Thursday, January 22, 2026

Swimming with theory

Late in the morning, sometime around half past ten, I found myself in the chlorinated half-light of Valhallabadet. There is something about swimming that invites thinking without forcing it, the way thoughts surface and dissolve between lengths. What kept returning was not the heat of yesterday’s grading conference but a quieter unease about what we are actually asking of our students when we talk about “good methodology” and “proper theory”. Or perhaps more precisely: whose idea of proper we are defending, and at what cost?

Two exceptionally strong students have written a thesis that is intellectually ambitious and clearly their own. It takes risks. It does not follow a cookbook logic where theory is first “operationalised” and then “tested” in a neatly sealed methodological container.

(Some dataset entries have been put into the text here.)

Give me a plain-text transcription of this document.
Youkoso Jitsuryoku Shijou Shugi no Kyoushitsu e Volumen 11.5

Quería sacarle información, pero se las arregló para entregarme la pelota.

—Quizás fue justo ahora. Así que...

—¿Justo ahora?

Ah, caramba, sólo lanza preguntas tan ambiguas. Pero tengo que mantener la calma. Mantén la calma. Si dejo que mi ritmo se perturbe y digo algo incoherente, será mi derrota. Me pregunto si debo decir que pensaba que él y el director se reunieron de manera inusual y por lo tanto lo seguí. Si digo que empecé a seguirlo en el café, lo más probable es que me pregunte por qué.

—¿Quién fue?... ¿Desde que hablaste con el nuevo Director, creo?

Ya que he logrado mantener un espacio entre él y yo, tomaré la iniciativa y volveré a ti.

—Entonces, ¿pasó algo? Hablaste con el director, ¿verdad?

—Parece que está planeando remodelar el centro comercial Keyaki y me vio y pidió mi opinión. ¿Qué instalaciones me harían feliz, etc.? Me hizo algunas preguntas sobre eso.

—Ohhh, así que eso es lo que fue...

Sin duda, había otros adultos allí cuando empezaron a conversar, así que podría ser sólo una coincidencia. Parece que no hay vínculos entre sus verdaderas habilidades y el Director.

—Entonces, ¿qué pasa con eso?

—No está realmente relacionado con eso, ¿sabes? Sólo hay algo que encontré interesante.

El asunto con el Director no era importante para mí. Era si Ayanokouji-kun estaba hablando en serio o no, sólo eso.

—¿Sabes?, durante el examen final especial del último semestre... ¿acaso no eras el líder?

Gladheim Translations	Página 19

Instead, theory functions as a lens, a way of seeing and arguing about the world. 

What struck me most in the discussion was how quickly quality became conflated with compliance. The absence of a familiar methodological template was treated not as a choice to be discussed, but as a deficiency to be corrected. Method, in this view, becomes less a tool than a gatekeeper: something you “have”, demonstrate that you “use”, and then reproduce consistently, regardless of whether it actually helps you answer the question you have posed.

In an exchange with a colleague afterwards – one that I found both clarifying and reassuring – the point was made very clearly that this is not what our own assessment criteria say, nor what serious academic work has ever been about. Method matters, of course. But it is only one part of a much larger intellectual whole: the formulation of a relevant problem, independence vis-à-vis existing research, an understanding of theoretical assumptions and limitations, argumentative coherence, and an ability to situate one’s contribution within a broader scholarly conversation. Reducing all of this to a box-ticking exercise about “having a method” is not rigour, it is dogma.

There is also something historically naïve about the demand that theory must always be “tested” in a narrow, positivist sense to count as legitimate. Large parts of political science, international relations, and social theory simply do not work that way – and never have. Theories often function as paradigms, as interpretive frameworks that help us make sense of complex realities. They can be more or less convincing, more or less fruitful, but they are not laboratory hypotheses waiting to be falsified by a single case. Expecting students to pretend otherwise is pedagogical confusion.

At the grading conference, tempers flared. That happens when deeply held ideas about what counts as knowledge are challenged. Whatever the outcome, I hope it opens up a broader conversation – not about this particular thesis, but about the kind of intellectual environment we are cultivating.

As I finished my swim and climbed out of the pool, I felt calmer than when I went in. Still unresolved, but clearer about what is at stake. Universities should be places where students learn not only to follow methods, but to understand them, question them, and, when appropriate, move beyond them. If we lose that, we risk producing very correct theses – and very cautious thinkers.